Seed crisis may affect potato farming

ANM Mohibub Uz Zaman

5 September, 2018 12:00 AM printer

Seed crisis may affect potato farming

Potato farmers are going to face a seed crisis as the country does not have a sufficient stock of the agricultural input this session compared to the acreage of potato farming. 

A total of 208,192 tonnes of potato seeds are required across the country for 2018-19 FY, according to Department of Agriculture Extension (DAE).

Against the total demand, Bangladesh Agricultural Development Corporation (BADC) will be able to provide only 33,000 tonnes and 35 private organisations have a stock of another 60,000 tonnes.

Some farmers preserved potato seeds but the stock is not sufficient to meet the demand, said an official.

He said most of the farmers did not preserve seed and they depend on the dealers for collecting quality seeds.

The official fear if the farmers fail to collect seeds in time, potato farming may face a crisis this year.

Market insiders said taking advantage of the crisis, private companies may increase the seed price that will also affect the farmers.

Md Azim Uddin, chief seed technologist of the Seed Wing under the Ministry of Agriculture, however, claimed that there will be no crisis of potato seeds this year. But he could not specify the volume of seed stock.

Sultan Ahmed, a potato farmer from Rangpur, said they do not have any potato seed as they depend on the government and private companies for seeds.

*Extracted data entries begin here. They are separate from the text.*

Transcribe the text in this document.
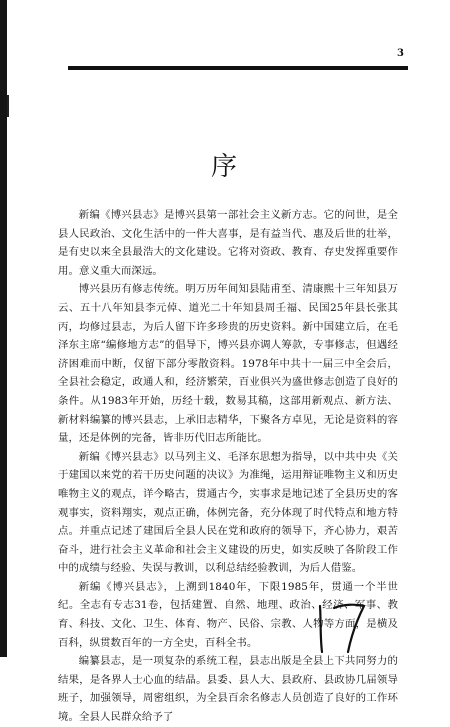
3
序

新编《博兴县志》是博兴县第一部社会主义新方志。它的问世，是全县人民政治、文化生活中的一件大喜事，是有益当代、惠及后世的壮举，是有史以来全县最浩大的文化建设。它将对资政、教育、存史发挥重要作用。意义重大而深远。

博兴县历有修志传统。明万历年间知县陆甫至、清康熙十三年知县万云、五十八年知县李元倬、道光二十年知县周壬福、民国25年县长张其丙，均修过县志，为后人留下许多珍贵的历史资料。新中国建立后，在毛泽东主席“编修地方志”的倡导下，博兴县亦调人筹款，专事修志，但遇经济困难而中断，仅留下部分零散资料。1978年中共十一届三中全会后，全县社会稳定，政通人和，经济繁荣，百业俱兴为盛世修志创造了良好的条件。从1983年开始，历经十载，数易其稿，这部用新观点、新方法、新材料编纂的博兴县志，上承旧志精华，下聚各方卓见，无论是资料的容量，还是体例的完备，皆非历代旧志所能比。

新编《博兴县志》以马列主义、毛泽东思想为指导，以中共中央《关于建国以来党的若干历史问题的决议》为准绳，运用辩证唯物主义和历史唯物主义的观点，详今略古，贯通古今，实事求是地记述了全县历史的客观事实，资料翔实，观点正确，体例完备，充分体现了时代特点和地方特点。并重点记述了建国后全县人民在党和政府的领导下，齐心协力，艰苦奋斗，进行社会主义革命和社会主义建设的历史，如实反映了各阶段工作中的成绩与经验、失误与教训，以利总结经验教训，为后人借鉴。

新编《博兴县志》，上溯到1840年，下限1985年，贯通一个半世纪。全志有专志31卷，包括建置、自然、地理、政治、经济、军事、教育、科技、文化、卫生、体育、物产、民俗、宗教、人物等方面，是横及百科，纵贯数百年的一方全史，百科全书。

编纂县志，是一项复杂的系统工程，县志出版是全县上下共同努力的结果，是各界人士心血的结晶。县委、县人大、县政府、县政协几届领导班子，加强领导，周密组织，为全县百余名修志人员创造了良好的工作环境。全县人民群众给予了
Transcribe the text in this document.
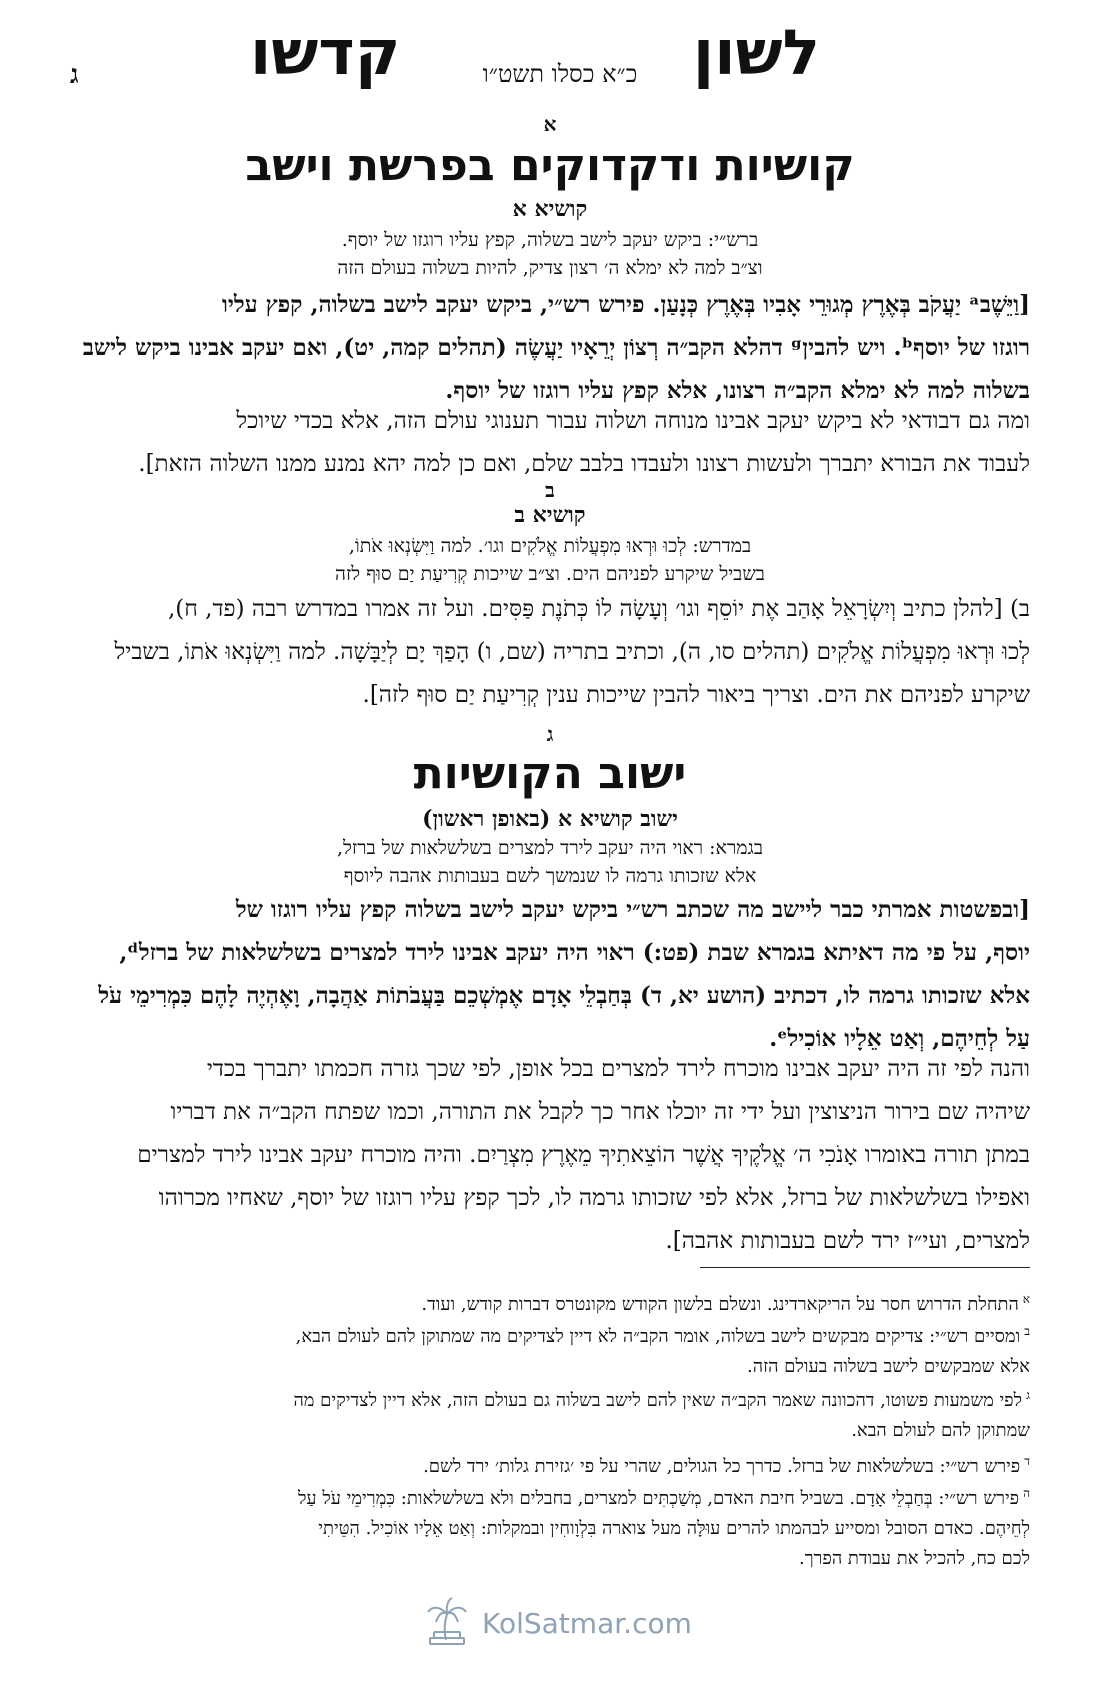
לשון
כ״א כסלו תשט״ו
קדשו
ג
א
קושיות ודקדוקים בפרשת וישב
קושיא א
ברש״י: ביקש יעקב לישב בשלוה, קפץ עליו רוגזו של יוסף.
וצ״ב למה לא ימלא ה׳ רצון צדיק, להיות בשלוה בעולם הזה
[וַיֵּשֶׁבᵃ יַעֲקֹב בְּאֶרֶץ מְגוּרֵי אָבִיו בְּאֶרֶץ כְּנָעַן. פירש רש״י, ביקש יעקב לישב בשלוה, קפץ עליו
רוגזו של יוסףᵇ. ויש להביןᵍ דהלא הקב״ה רְצוֹן יְרֵאָיו יַעֲשֶׂה (תהלים קמה, יט), ואם יעקב אבינו ביקש לישב
בשלוה למה לא ימלא הקב״ה רצונו, אלא קפץ עליו רוגזו של יוסף.
ומה גם דבודאי לא ביקש יעקב אבינו מנוחה ושלוה עבור תענוגי עולם הזה, אלא בכדי שיוכל
לעבוד את הבורא יתברך ולעשות רצונו ולעבדו בלבב שלם, ואם כן למה יהא נמנע ממנו השלוה הזאת].
ב
קושיא ב
במדרש: לְכוּ וּרְאוּ מִפְעֲלוֹת אֱלֹקִים וגו׳. למה וַיִּשְׂנְאוּ אֹתוֹ,
בשביל שיקרע לפניהם הים. וצ״ב שייכות קְרִיעַת יַם סוּף לזה
ב) [להלן כתיב וְיִשְׂרָאֵל אָהַב אֶת יוֹסֵף וגו׳ וְעָשָׂה לוֹ כְּתֹנֶת פַּסִּים. ועל זה אמרו במדרש רבה (פד, ח),
לְכוּ וּרְאוּ מִפְעֲלוֹת אֱלֹקִים (תהלים סו, ה), וכתיב בתריה (שם, ו) הָפַךְ יָם לְיַבָּשָׁה. למה וַיִּשְׂנְאוּ אֹתוֹ, בשביל
שיקרע לפניהם את הים. וצריך ביאור להבין שייכות ענין קְרִיעַת יַם סוּף לזה].
ג
ישוב הקושיות
ישוב קושיא א (באופן ראשון)
בגמרא: ראוי היה יעקב לירד למצרים בשלשלאות של ברזל,
אלא שזכותו גרמה לו שנמשך לשם בעבותות אהבה ליוסף
[ובפשטות אמרתי כבר ליישב מה שכתב רש״י ביקש יעקב לישב בשלוה קפץ עליו רוגזו של
יוסף, על פי מה דאיתא בגמרא שבת (פט:) ראוי היה יעקב אבינו לירד למצרים בשלשלאות של ברזלᵈ,
אלא שזכותו גרמה לו, דכתיב (הושע יא, ד) בְּחַבְלֵי אָדָם אֶמְשְׁכֵם בַּעֲבֹתוֹת אַהֲבָה, וָאֶהְיֶה לָהֶם כִּמְרִימֵי עֹל
עַל לְחֵיהֶם, וְאַט אֵלָיו אוֹכִילᵉ.
והנה לפי זה היה יעקב אבינו מוכרח לירד למצרים בכל אופן, לפי שכך גזרה חכמתו יתברך בכדי
שיהיה שם בירור הניצוצין ועל ידי זה יוכלו אחר כך לקבל את התורה, וכמו שפתח הקב״ה את דבריו
במתן תורה באומרו אָנֹכִי ה׳ אֱלֹקֶיךָ אֲשֶׁר הוֹצֵאתִיךָ מֵאֶרֶץ מִצְרַיִם. והיה מוכרח יעקב אבינו לירד למצרים
ואפילו בשלשלאות של ברזל, אלא לפי שזכותו גרמה לו, לכך קפץ עליו רוגזו של יוסף, שאחיו מכרוהו
למצרים, ועי״ז ירד לשם בעבותות אהבה].
$^א$התחלת הדרוש חסר על הריקארדינג. ונשלם בלשון הקודש מקונטרס דברות קודש, ועוד.
$^ב$ומסיים רש״י: צדיקים מבקשים לישב בשלוה, אומר הקב״ה לא דיין לצדיקים מה שמתוקן להם לעולם הבא,
אלא שמבקשים לישב בשלוה בעולם הזה.
$^ג$לפי משמעות פשוטו, דהכוונה שאמר הקב״ה שאין להם לישב בשלוה גם בעולם הזה, אלא דיין לצדיקים מה
שמתוקן להם לעולם הבא.
$^ד$פירש רש״י: בשלשלאות של ברזל. כדרך כל הגולים, שהרי על פי ׳גזירת גלות׳ ירד לשם.
$^ה$פירש רש״י: בְּחַבְלֵי אָדָם. בשביל חיבת האדם, מְשַׁכְתִּים למצרים, בחבלים ולא בשלשלאות: כִּמְרִימֵי עֹל עַל
לְחֵיהֶם. כאדם הסובל ומסייע לבהמתו להרים עוּלָּה מעל צוארה בִּלְוָוחִין ובמקלות: וְאַט אֵלָיו אוֹכִיל. הִטֵּיתִי
לכם כח, להכיל את עבודת הפרך.
KolSatmar.com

He said the crisis might shoot up the prices of seeds ahead of the potato farming season.

DAE estimates to cultivate potato on around 5 lakh hectors of land in the country to produce 9 million tonnes of potato in FY 2018-19.

According to Bangladesh Bureau of Statistics (BBS) data, over 10 million tonnes of potato was produced in 2017, and 5.3 million tonnes was kept in 390 cold storages across the country to maintain a sustainable supply of the crop all the year round.

The country’s potato output hit a record 9.47 million in FY 16, against 9.254 million tonnes in FY 15.